Jeremy Renner does a good job of not being Matt Damon. He is more personable and chatty than Bourne, and that is the point. Bourne’s story was one of searching for his identity, and then seeking revenge. Cross’ is more about survival. The cast is rounded out with some new faces, joined by a few returning ones. Rachael Weis is the only person who can help Cross get the ”chems” he desires. She starts off a strong, smart doctor of complicated sciencey stuff, but ultimatly ends up a screaming damsel on the back of a bike. She is wicked pretty though, so it’s okay. Ed Norton, who I really do not care for in 80% of his movies, manages not to ruin this film. That said he doesn’t have much to do, other than bark orders while surrounded by screens.

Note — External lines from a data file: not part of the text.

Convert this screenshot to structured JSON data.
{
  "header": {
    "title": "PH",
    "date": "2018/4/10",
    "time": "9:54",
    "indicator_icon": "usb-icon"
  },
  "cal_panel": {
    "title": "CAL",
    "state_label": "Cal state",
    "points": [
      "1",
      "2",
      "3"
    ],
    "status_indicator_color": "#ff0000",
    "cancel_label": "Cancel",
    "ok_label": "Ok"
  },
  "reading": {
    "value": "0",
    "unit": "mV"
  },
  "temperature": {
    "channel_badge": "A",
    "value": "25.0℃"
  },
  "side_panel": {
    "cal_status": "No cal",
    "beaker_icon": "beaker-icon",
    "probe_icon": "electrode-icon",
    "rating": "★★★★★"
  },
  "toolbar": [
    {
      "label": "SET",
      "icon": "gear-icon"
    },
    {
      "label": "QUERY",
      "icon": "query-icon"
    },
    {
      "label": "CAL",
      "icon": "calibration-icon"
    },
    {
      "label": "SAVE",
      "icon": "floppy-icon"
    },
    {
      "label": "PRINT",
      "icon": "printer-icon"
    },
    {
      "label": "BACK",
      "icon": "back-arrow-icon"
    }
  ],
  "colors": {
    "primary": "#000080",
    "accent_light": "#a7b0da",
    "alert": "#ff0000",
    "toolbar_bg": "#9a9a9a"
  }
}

The previous movies had a solid story, with inventive action set-pieces punctuated throughout. This movie, however, falls down somewhat on both counts. Firstly, over an hour passes before Cross punches anyone in the face. Secondly, the story initially tries to create mystery by not telling you the context of what’s happening, but this instead creates mild confusion and annoyance. And when the story does come in to focus, there is actually no complexity to it at all. While it is kinda cool that this movie is happening, in part, while Jason Bourne is off Bourning around Europe, the constant reminders of his shenanigans just serves to remind you that there are better movies happening elsewhere at the same time.

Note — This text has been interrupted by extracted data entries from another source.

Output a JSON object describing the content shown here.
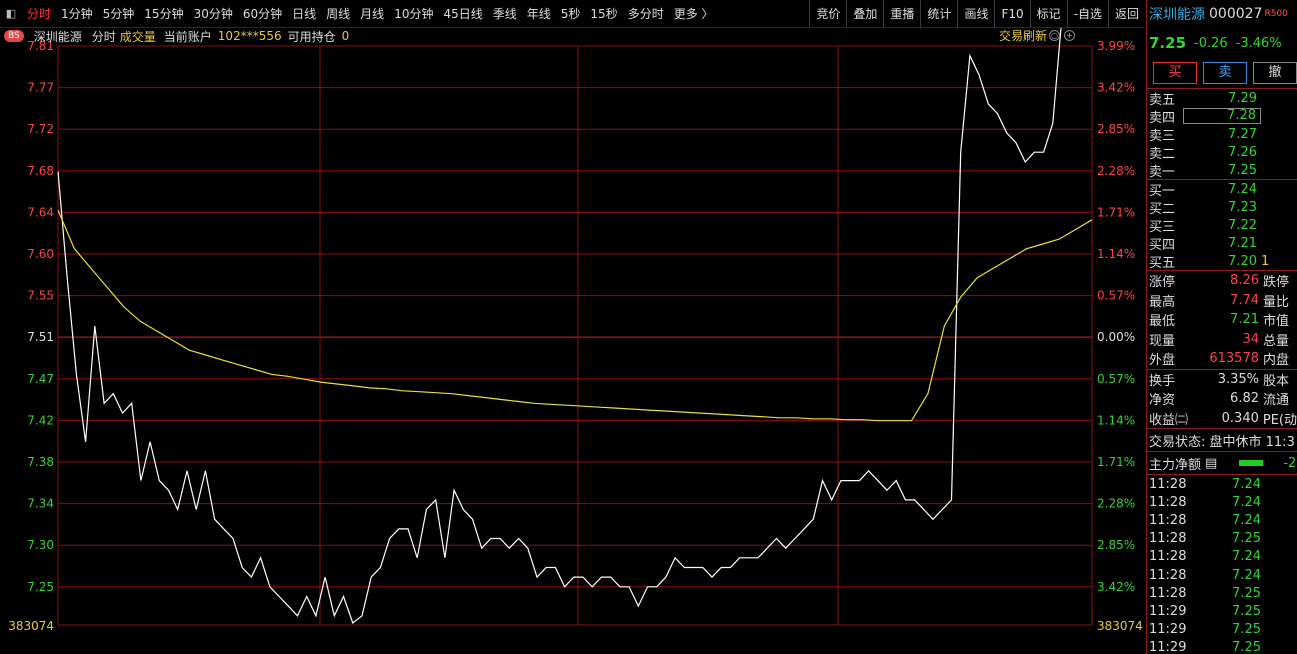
{
  "toolbar": {
    "tabs": [
      "分时",
      "1分钟",
      "5分钟",
      "15分钟",
      "30分钟",
      "60分钟",
      "日线",
      "周线",
      "月线",
      "10分钟",
      "45日线",
      "季线",
      "年线",
      "5秒",
      "15秒",
      "多分时",
      "更多 〉"
    ],
    "active_tab": "分时",
    "tools": [
      "竞价",
      "叠加",
      "重播",
      "统计",
      "画线",
      "F10",
      "标记",
      "-自选",
      "返回"
    ]
  },
  "infobar": {
    "badge": "BS",
    "name": "深圳能源",
    "mode": "分时",
    "volume_label": "成交量",
    "account_label": "当前账户",
    "account": "102***556",
    "position_label": "可用持仓",
    "position": "0",
    "refresh": "交易刷新"
  },
  "chart_data": {
    "type": "line",
    "y_labels_left": [
      "7.81",
      "7.77",
      "7.72",
      "7.68",
      "7.64",
      "7.60",
      "7.55",
      "7.51",
      "7.47",
      "7.42",
      "7.38",
      "7.34",
      "7.30",
      "7.25"
    ],
    "y_labels_right": [
      "3.99%",
      "3.42%",
      "2.85%",
      "2.28%",
      "1.71%",
      "1.14%",
      "0.57%",
      "0.00%",
      "0.57%",
      "1.14%",
      "1.71%",
      "2.28%",
      "2.85%",
      "3.42%"
    ],
    "ylim": [
      7.21,
      7.81
    ],
    "prev_close": 7.51,
    "volume_label_left": "383074",
    "volume_label_right": "383074",
    "colors": {
      "price": "#ffffff",
      "average": "#e8e03a",
      "grid": "#8a1010",
      "up": "#ff4444",
      "down": "#33d433"
    },
    "series": [
      {
        "values": [
          7.68,
          7.57,
          7.47,
          7.4,
          7.52,
          7.44,
          7.45,
          7.43,
          7.44,
          7.36,
          7.4,
          7.36,
          7.35,
          7.33,
          7.37,
          7.33,
          7.37,
          7.32,
          7.31,
          7.3,
          7.27,
          7.26,
          7.28,
          7.25,
          7.24,
          7.23,
          7.22,
          7.24,
          7.22,
          7.26,
          7.22,
          7.24,
          7.21,
          7.22,
          7.26,
          7.27,
          7.3,
          7.31,
          7.31,
          7.28,
          7.33,
          7.34,
          7.28,
          7.35,
          7.33,
          7.32,
          7.29,
          7.3,
          7.3,
          7.29,
          7.3,
          7.29,
          7.26,
          7.27,
          7.27,
          7.25,
          7.26,
          7.26,
          7.25,
          7.26,
          7.26,
          7.25,
          7.25,
          7.23,
          7.25,
          7.25,
          7.26,
          7.28,
          7.27,
          7.27,
          7.27,
          7.26,
          7.27,
          7.27,
          7.28,
          7.28,
          7.28,
          7.29,
          7.3,
          7.29,
          7.3,
          7.31,
          7.32,
          7.36,
          7.34,
          7.36,
          7.36,
          7.36,
          7.37,
          7.36,
          7.35,
          7.36,
          7.34,
          7.34,
          7.33,
          7.32,
          7.33,
          7.34,
          7.7,
          7.8,
          7.78,
          7.75,
          7.74,
          7.72,
          7.71,
          7.69,
          7.7,
          7.7,
          7.73,
          7.85
        ]
      },
      {
        "values": [
          7.64,
          7.6,
          7.58,
          7.56,
          7.54,
          7.525,
          7.515,
          7.505,
          7.495,
          7.49,
          7.485,
          7.48,
          7.475,
          7.47,
          7.468,
          7.465,
          7.462,
          7.46,
          7.458,
          7.456,
          7.455,
          7.453,
          7.452,
          7.451,
          7.45,
          7.448,
          7.446,
          7.444,
          7.442,
          7.44,
          7.439,
          7.438,
          7.437,
          7.436,
          7.435,
          7.434,
          7.433,
          7.432,
          7.431,
          7.43,
          7.429,
          7.428,
          7.427,
          7.426,
          7.425,
          7.425,
          7.424,
          7.424,
          7.423,
          7.423,
          7.422,
          7.422,
          7.422,
          7.45,
          7.52,
          7.55,
          7.57,
          7.58,
          7.59,
          7.6,
          7.605,
          7.61,
          7.62,
          7.63
        ]
      }
    ]
  },
  "panel": {
    "name": "深圳能源",
    "code": "000027",
    "r500": "R500",
    "price": "7.25",
    "change": "-0.26",
    "change_pct": "-3.46%",
    "buttons": [
      "买",
      "卖",
      "撤"
    ],
    "asks": [
      {
        "label": "卖五",
        "price": "7.29"
      },
      {
        "label": "卖四",
        "price": "7.28"
      },
      {
        "label": "卖三",
        "price": "7.27"
      },
      {
        "label": "卖二",
        "price": "7.26"
      },
      {
        "label": "卖一",
        "price": "7.25"
      }
    ],
    "bids": [
      {
        "label": "买一",
        "price": "7.24",
        "vol": ""
      },
      {
        "label": "买二",
        "price": "7.23",
        "vol": ""
      },
      {
        "label": "买三",
        "price": "7.22",
        "vol": ""
      },
      {
        "label": "买四",
        "price": "7.21",
        "vol": ""
      },
      {
        "label": "买五",
        "price": "7.20",
        "vol": "1"
      }
    ],
    "stats": [
      {
        "label": "涨停",
        "value": "8.26",
        "color": "red",
        "label2": "跌停"
      },
      {
        "label": "最高",
        "value": "7.74",
        "color": "red",
        "label2": "量比"
      },
      {
        "label": "最低",
        "value": "7.21",
        "color": "green",
        "label2": "市值"
      },
      {
        "label": "现量",
        "value": "34",
        "color": "red",
        "label2": "总量"
      },
      {
        "label": "外盘",
        "value": "613578",
        "color": "red",
        "label2": "内盘"
      }
    ],
    "stats2": [
      {
        "label": "换手",
        "value": "3.35%",
        "color": "white",
        "label2": "股本"
      },
      {
        "label": "净资",
        "value": "6.82",
        "color": "white",
        "label2": "流通"
      },
      {
        "label": "收益㈡",
        "value": "0.340",
        "color": "white",
        "label2": "PE(动"
      }
    ],
    "status": "交易状态: 盘中休市 11:3",
    "flow_label": "主力净额",
    "flow_value": "-2",
    "trades": [
      {
        "time": "11:28",
        "price": "7.24"
      },
      {
        "time": "11:28",
        "price": "7.24"
      },
      {
        "time": "11:28",
        "price": "7.24"
      },
      {
        "time": "11:28",
        "price": "7.25"
      },
      {
        "time": "11:28",
        "price": "7.24"
      },
      {
        "time": "11:28",
        "price": "7.24"
      },
      {
        "time": "11:28",
        "price": "7.25"
      },
      {
        "time": "11:29",
        "price": "7.25"
      },
      {
        "time": "11:29",
        "price": "7.25"
      },
      {
        "time": "11:29",
        "price": "7.25"
      }
    ]
  }
}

This movie is written and directed by Tony Gilroy, who wrote all the previous movies in the series. And that, I feel, is the problem. Here, as happened with the terrible Blade: Trinity, the writer of the franchise has taken over the director’s chair. And, like Blade, he is following in the footsteps of far better directors. Gilroy tries to emulate the kinetic styles of Doug Liman and Paul Greengrass, but lacking their skill it is just irritating. On more than one occasion I found myself wishing he would just hold the damn camera still. He controls the camera like a writer would control the camera, particularly in the too few action scenes. The chase scene through Manila, which is the main action sequence in the movie, and is mostly pretty good, has too many moments where it is hard to follow the action because the camera is simply not pointed in the right direction, or is too out of focus.

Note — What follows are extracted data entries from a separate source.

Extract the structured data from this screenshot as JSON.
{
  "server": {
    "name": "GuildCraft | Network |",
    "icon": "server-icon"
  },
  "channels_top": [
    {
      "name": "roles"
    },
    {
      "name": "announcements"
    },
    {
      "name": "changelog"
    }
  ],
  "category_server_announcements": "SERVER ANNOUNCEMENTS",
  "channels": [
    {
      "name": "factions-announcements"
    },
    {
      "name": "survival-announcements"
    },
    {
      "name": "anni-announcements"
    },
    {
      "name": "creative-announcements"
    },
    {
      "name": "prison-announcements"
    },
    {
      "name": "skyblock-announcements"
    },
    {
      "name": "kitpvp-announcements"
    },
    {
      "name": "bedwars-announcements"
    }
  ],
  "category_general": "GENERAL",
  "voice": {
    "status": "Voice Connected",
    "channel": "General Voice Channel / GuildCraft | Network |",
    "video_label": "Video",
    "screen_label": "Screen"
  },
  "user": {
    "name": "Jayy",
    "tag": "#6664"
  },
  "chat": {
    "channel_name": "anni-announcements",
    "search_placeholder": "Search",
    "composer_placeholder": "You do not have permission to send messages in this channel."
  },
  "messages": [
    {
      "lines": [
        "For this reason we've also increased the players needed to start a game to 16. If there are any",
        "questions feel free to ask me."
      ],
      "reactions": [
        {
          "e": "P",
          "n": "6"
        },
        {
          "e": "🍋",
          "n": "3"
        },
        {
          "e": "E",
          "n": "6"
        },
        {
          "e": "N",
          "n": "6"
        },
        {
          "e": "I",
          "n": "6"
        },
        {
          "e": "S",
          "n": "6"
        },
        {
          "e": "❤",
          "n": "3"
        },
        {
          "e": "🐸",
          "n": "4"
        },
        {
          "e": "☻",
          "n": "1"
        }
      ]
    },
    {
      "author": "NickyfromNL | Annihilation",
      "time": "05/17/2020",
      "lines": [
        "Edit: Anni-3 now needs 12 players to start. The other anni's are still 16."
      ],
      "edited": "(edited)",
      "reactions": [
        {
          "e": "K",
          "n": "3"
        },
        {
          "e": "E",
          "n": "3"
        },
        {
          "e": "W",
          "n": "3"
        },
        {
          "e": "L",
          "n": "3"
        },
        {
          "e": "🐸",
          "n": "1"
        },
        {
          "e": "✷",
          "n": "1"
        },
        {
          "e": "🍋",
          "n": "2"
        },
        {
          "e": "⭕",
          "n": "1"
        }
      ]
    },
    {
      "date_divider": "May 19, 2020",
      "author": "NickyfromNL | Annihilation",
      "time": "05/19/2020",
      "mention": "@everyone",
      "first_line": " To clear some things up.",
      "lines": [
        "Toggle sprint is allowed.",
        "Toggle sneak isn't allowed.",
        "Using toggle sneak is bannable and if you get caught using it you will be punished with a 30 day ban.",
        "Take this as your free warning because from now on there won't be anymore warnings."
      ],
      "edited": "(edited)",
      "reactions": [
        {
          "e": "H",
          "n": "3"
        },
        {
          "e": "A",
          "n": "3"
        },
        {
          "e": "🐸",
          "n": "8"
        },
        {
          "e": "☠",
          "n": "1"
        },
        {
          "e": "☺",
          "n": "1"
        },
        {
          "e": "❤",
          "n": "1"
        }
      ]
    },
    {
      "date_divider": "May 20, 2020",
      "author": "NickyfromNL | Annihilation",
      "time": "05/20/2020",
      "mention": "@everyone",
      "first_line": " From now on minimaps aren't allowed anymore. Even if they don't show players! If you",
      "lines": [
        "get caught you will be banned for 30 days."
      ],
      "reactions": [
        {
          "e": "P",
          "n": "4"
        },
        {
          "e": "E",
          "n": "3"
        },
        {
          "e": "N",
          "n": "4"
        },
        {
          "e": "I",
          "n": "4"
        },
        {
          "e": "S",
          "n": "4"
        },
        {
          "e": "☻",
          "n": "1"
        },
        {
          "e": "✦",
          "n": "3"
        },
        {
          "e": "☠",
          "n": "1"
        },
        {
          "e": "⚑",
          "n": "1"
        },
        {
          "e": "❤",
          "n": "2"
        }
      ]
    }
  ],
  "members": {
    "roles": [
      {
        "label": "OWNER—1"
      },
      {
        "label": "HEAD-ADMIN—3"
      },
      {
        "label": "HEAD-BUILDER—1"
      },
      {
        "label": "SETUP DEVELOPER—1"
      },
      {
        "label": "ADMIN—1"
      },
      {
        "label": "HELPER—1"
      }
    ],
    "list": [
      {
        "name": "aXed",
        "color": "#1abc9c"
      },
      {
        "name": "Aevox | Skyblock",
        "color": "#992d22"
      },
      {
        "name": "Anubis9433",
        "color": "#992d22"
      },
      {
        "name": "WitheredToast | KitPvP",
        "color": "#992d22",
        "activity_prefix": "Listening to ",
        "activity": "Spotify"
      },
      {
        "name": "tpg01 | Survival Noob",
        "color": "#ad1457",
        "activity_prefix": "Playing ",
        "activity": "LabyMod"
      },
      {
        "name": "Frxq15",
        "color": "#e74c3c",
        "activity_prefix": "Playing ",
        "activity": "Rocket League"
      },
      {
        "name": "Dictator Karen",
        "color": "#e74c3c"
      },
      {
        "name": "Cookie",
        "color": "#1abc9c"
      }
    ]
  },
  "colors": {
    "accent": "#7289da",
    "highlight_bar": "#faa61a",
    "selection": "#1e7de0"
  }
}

So…This has the feel of a movie they wanted to make, but never really considered if they should. Renner does quite well, and the movies failings are not necessarily his fault. Most everything else about it is worse than the previous movies: plot; intrigue; direction; action. However, while the movie is not terribly good, it’s not so bad that it ruins the real Bourne movies. You might enjoy it, but you might also be better served going for a pint with your friends and recalling your favorite bits from the first three.